Para ello, se analizaron el plumaje, la morfología y las vocalizaciones de las subespecies a partir de ejemplares presentes en museos, algunos observados en campo y grabaciones de vocalizaciones resguardadas en el Laboratorio de Bioacústica de la UCR.

A raíz de esto, se concluyó que Melozone biarcuata cabanisi (el rey de comemaíz de Costa Rica) puede diferenciarse fácilmente de las otras dos subespecies por su morfología, patrones y color de plumaje, así como por sus vocalizaciones.

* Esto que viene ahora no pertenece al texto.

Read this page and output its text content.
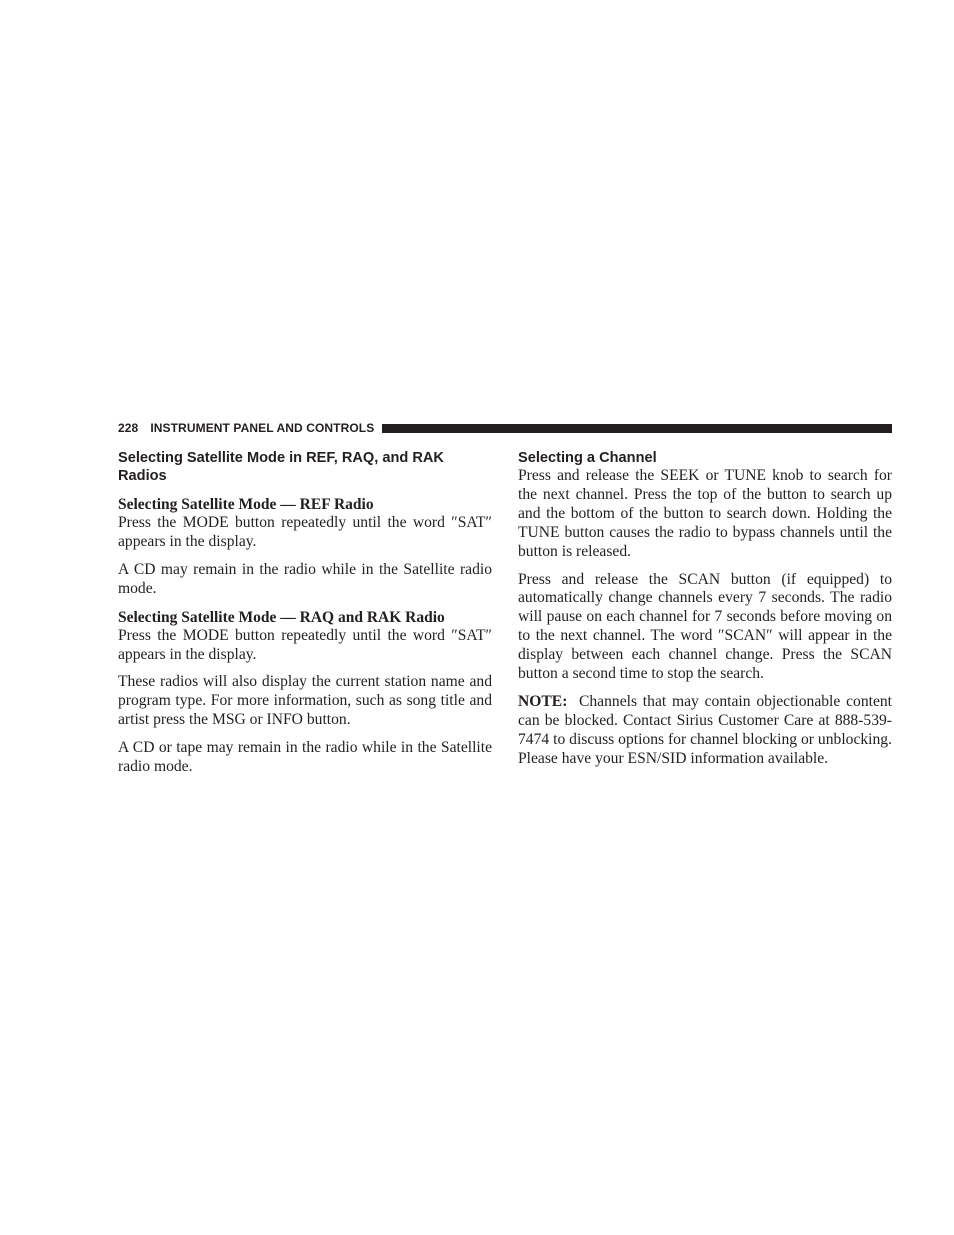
228 INSTRUMENT PANEL AND CONTROLS
Selecting Satellite Mode in REF, RAQ, and RAK Radios
Selecting Satellite Mode — REF Radio

Press the MODE button repeatedly until the word ″SAT″ appears in the display.

A CD may remain in the radio while in the Satellite radio mode.

Selecting Satellite Mode — RAQ and RAK Radio

Press the MODE button repeatedly until the word ″SAT″ appears in the display.

These radios will also display the current station name and program type. For more information, such as song title and artist press the MSG or INFO button.

A CD or tape may remain in the radio while in the Satellite radio mode.

Selecting a Channel

Press and release the SEEK or TUNE knob to search for the next channel. Press the top of the button to search up and the bottom of the button to search down. Holding the TUNE button causes the radio to bypass channels until the button is released.

Press and release the SCAN button (if equipped) to automatically change channels every 7 seconds. The radio will pause on each channel for 7 seconds before moving on to the next channel. The word ″SCAN″ will appear in the display between each channel change. Press the SCAN button a second time to stop the search.

NOTE: Channels that may contain objectionable content can be blocked. Contact Sirius Customer Care at 888-539-7474 to discuss options for channel blocking or unblocking. Please have your ESN/SID information available.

Además, este pájaro está geográficamente aislado de las otras subespecies en más de 500 kilómetros de distancia.

M. b. biarcuata y M. b. hartwegi están presentes en México, Guatemala, El Salvador y Honduras. En cambio, M. b. cabanisi solo está en Costa Rica.

M. b. cabanisi debe ser tratada como una especie separada de Melozone biarcuata y proponemos que se llame Melozone cabanisi ”, se lee en el estudio.

Asimismo, los investigadores encontraron que las dos subespecies del norte ( M. b. biarcuata y M. b. hartwegi ) resultaron ser muy similares entre sí.

“También proponemos que M. b. biarcuata y M. b. hartwegi sean agrupadas en una misma subespecie –llamada M. b. biarcuata – ; esto, por el alto grado de similitud morfológica y la falta de cualquier límite definido en la distribución de estas subespecies”, dijeron los expertos.